McLeod et al. [3] evaluated DFX, DFO and DFP in a simple model as part of a UK HTA in all conditions requiring regular transfusions, using a 1-year time horizon. This group found that DFX was likely to be cost effective compared with DFO, with an ICER of ≤£30,000 per QALY. DFP was not assumed to provide any additional health benefits; however, in the analysis where it was assumed that DFP and DFX had equivalent efficacy, it was found that DFX was not cost effective for any patient compared with DFP [3]. Although this model considered all three iron chelators, it did not compare DFP with DFO, did not evaluate combination therapy, and used a much broader patient population than the current model. Despite this, the finding that DFP is cost effective compared with DFX is consistent with the conclusions from the current study.

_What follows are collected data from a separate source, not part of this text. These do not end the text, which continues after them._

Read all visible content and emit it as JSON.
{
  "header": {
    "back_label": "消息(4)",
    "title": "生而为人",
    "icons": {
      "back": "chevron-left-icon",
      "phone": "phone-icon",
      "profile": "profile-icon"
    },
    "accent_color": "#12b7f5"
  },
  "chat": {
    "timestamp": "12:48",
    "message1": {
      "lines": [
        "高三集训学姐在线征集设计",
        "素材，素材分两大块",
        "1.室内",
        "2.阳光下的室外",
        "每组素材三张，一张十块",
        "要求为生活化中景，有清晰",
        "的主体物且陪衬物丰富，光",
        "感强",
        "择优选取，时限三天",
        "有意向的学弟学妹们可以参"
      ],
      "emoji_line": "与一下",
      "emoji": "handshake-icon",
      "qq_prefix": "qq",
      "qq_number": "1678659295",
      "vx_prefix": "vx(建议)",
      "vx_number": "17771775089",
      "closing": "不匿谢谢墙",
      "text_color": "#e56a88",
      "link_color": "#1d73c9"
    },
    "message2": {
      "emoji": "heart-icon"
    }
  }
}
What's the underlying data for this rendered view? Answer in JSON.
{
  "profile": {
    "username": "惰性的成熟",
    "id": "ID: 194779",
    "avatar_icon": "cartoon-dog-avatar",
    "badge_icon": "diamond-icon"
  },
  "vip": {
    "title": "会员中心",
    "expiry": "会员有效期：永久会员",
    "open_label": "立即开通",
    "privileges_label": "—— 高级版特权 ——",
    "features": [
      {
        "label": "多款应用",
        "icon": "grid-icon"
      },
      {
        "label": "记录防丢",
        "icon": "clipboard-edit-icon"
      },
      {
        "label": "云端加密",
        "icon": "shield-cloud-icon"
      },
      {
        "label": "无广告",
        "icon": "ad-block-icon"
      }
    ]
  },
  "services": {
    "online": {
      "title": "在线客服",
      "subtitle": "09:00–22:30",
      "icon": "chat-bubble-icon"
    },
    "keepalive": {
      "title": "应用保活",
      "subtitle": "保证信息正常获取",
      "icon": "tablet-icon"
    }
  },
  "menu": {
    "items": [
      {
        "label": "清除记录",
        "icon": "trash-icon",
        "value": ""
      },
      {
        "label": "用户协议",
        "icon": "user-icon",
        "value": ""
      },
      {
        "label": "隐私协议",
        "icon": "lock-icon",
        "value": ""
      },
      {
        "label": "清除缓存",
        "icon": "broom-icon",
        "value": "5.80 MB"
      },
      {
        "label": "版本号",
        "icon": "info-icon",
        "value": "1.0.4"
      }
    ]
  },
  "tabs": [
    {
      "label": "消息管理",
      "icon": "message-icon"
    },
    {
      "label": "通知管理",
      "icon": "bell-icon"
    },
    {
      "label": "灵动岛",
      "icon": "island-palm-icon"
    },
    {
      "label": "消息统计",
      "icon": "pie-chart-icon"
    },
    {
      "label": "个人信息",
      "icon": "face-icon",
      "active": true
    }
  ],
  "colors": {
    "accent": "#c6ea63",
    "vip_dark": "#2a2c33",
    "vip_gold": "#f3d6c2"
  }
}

The results of this analysis are specific to the UK NHS; however, they are likely to be applicable in most countries. It is highly unlikely that the efficacy of the available regimens, the utility associated with their administration, or the incidence of AEs would vary between countries. In contrast, the costs associated with each regimen (including drug costs, management of AEs, and monitoring) would be expected to vary. However, as DFP generated more QALYs than DFO, DFX or DFO–DFP, it will always be the dominant strategy unless it is more expensive than the other treatment regimens. It is therefore likely that the results of the model would be relevant in any countries where DFP is less expensive than DFX (or priced similarly to DFO).

The results of this analysis indicate that, from a UK perspective, DFP monotherapy dominates DFX and DFO monotherapy and combination therapy over a 5-year time horizon. DFP is currently indicated for use in all patients when DFO is inadequate; however, the high QoL burden associated with DFO administration [13] and the consequent implications for compliance mean that DFO therapy may be inadequate for many patients. Adopting DFP in these patients has been shown to confer a cardiac benefit [16, 1921] and, as shown in the current analysis, it may also result in substantial cost savings compared with DFO and DFX.

7 Conclusion

DFP appears to be the dominant treatment strategy from a UK NHS perspective for chronic iron overload in β-thalassaemia patients; at a willingness-to-pay threshold of £20,000 per QALY, there is a >99 % probability of DFP being cost effective in all scenarios explored.